What the whole film is all about is open to question and it could be suggested that Russell’s just throwing everything at the wall to see what sticks, but there’s certainly a lot of digs at organised religion, and unorganised religions as well, horrendously shitty parenting and a slight exploration in to the nature of mental illness. But most of the time it just seems like an excuse to go absolutely crazy while setting some fantastic songs to film, and boy, does Russell enjoy doing that and then some.
It’s a film which will make you laugh simply because it’s so ridiculously eccentric and unconventional, there’s so much unique imagery here which you’ll never see elsewhere, and many of the songs are deliberately funny too. As mentioned earlier I’m not a fan of Uncle Ernie’s “Fiddling About”, it takes a bleak subject matter and plays it for laughs, but it’s the only part of the film which really doesn’t work, though it’s a shame the denouement isn’t scripted in a slightly more involving manner.

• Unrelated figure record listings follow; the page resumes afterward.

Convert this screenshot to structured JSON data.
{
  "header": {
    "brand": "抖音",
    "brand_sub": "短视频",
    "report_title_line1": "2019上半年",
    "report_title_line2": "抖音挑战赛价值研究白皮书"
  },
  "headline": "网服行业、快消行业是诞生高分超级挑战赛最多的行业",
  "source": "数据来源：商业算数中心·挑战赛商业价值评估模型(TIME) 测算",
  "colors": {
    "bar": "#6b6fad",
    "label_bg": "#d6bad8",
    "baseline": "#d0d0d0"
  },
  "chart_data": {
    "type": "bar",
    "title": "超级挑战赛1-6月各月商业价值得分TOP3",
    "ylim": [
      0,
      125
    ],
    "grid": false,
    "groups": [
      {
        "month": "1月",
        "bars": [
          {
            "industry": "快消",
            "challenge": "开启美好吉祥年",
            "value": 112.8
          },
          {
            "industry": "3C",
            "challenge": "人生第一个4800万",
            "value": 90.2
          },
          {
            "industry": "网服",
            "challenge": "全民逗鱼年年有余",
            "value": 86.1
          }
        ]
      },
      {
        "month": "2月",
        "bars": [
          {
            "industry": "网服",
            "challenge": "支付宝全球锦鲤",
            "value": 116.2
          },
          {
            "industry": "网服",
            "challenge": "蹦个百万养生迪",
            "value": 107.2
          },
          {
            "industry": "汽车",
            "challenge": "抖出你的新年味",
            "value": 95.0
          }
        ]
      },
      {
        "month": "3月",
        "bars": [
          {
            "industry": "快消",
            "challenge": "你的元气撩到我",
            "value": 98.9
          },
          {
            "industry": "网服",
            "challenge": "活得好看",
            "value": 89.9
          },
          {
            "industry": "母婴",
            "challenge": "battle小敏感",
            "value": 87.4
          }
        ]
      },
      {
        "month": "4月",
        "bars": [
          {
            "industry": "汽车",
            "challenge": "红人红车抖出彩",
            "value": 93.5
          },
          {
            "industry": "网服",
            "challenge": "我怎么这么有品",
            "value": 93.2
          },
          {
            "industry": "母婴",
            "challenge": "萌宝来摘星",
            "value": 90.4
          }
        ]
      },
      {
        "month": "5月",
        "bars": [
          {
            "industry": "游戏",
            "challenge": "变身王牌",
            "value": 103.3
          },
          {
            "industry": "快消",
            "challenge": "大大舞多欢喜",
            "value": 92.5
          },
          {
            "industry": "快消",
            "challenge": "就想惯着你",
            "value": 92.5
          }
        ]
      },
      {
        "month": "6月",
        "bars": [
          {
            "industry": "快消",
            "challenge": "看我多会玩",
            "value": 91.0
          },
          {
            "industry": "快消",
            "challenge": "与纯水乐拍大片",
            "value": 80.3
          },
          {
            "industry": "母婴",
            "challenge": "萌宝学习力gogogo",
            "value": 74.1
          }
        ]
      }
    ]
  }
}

After all these years it’s a film that’s definitely gone up in my estimation, when younger I just thought it was an extremely bizarre and amusing romp but watching it now it’s fascinating to see how Russell has taken a fairly fun if nothing that special rock opera and turned in to the kind of experience that hasn’t ever been replicated since. It’s from a time when British cinema was a far more imaginative place, and the only downside is that it makes me miss those days when we were interested in creating such gloriously preposterous films.